Author: Patrick Larkin

Covestor model: All Cap Value

The principle that buying a stock amounts to buying part ownership in a business is one of the pillars of value investing. The primary benefit of this part ownership is the right to benefit from the earnings of the company, either from receiving dividends or having the earnings reinvested on your behalf at a satisfactory rate of return.

The term look-through earnings refers to an investor’s pro-rated share in the earnings of the companies that he is in invested in. If you own 1% of Pepsico, Inc. (PEP), and the company earns $7 billion dollars in the year, then your look-through earnings attributable to your Pepsico holding are equal to .01*$7 billion, or $70 million dollars.

While the quoted market value of my All-Cap Value portfolio advanced rapidly during the first quarter’s market surge, the portfolio is still cheap based on its look-through earnings. A $100,000 investment made in the stocks comprising the all-cap value portfolio, in proportion to their weightings in the portfolio, would have trailing twelve month look-through earnings of $7,662.78, implying a trailing P/E ratio of 13.04 (data: Yahoo Finance).

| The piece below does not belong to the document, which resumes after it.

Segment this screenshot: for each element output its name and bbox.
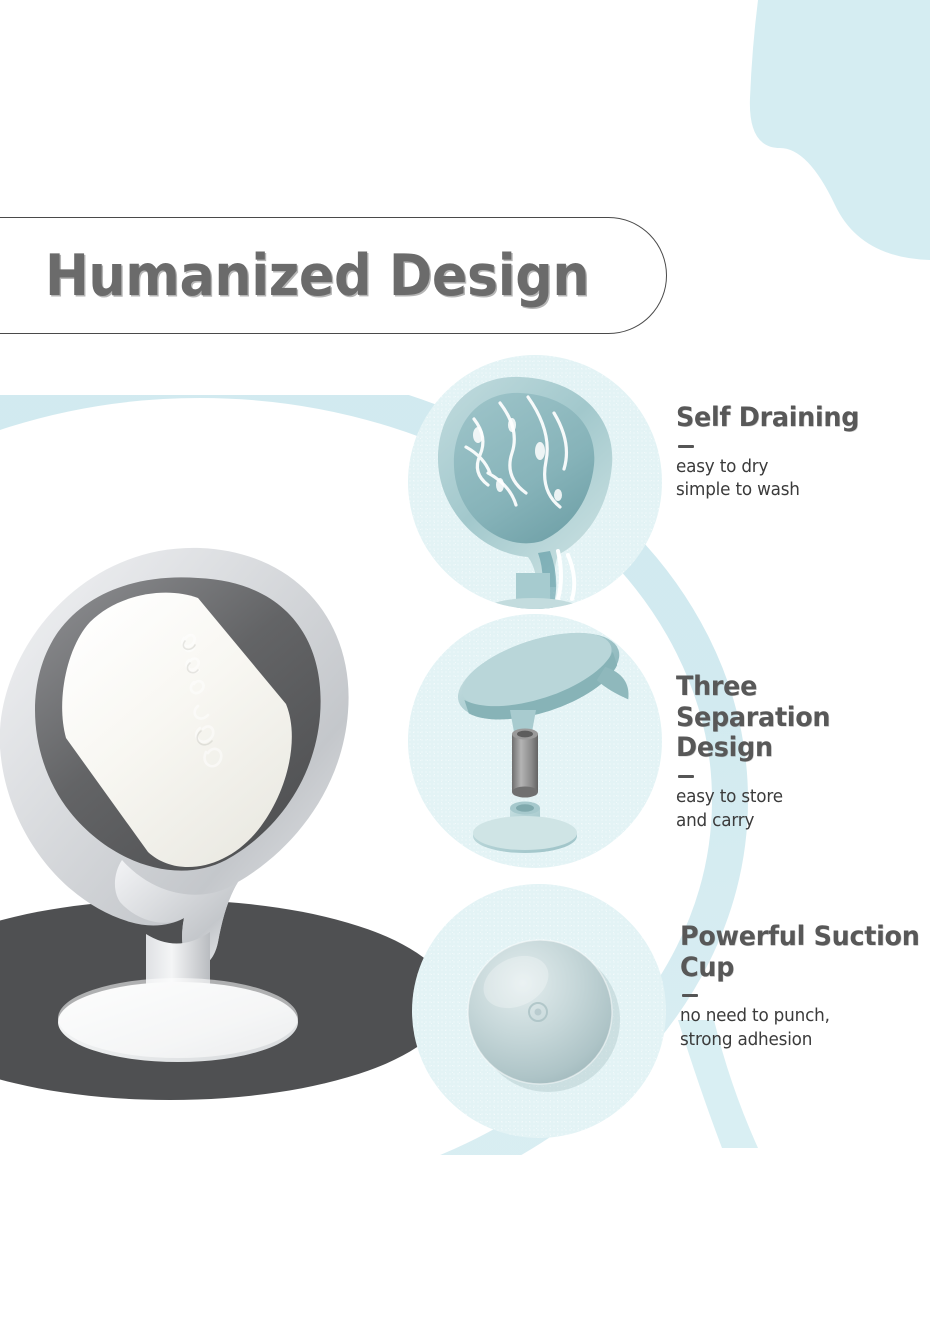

This is partly the result of the stocks in the portfolio having been cheap when I purchased them, partly due to rising earnings from some stocks in the portfolio, and partly due to the plunge in price of model holding Hewlett Packard (HPQ).

Of course the GAAP earnings used in my calculation of look-through earnings are not always the same as a firm’s “owner earnings,” which can be thought of as the amount of cash that could be withdrawn from a business in a typical year without shrinking the firm or weakening its competitive position.

And of course the P/E ratio is not a definitive determinant of whether a stock is overvalued or undervalued. I could use my own estimates of owner earnings and intrinsic value for each stock, but GAAP earnings and the P/E ratio have the advantage of being verifiable, and studies have found the P/E ratio to be a reasonably good valuation indicator when averaged across portfolios.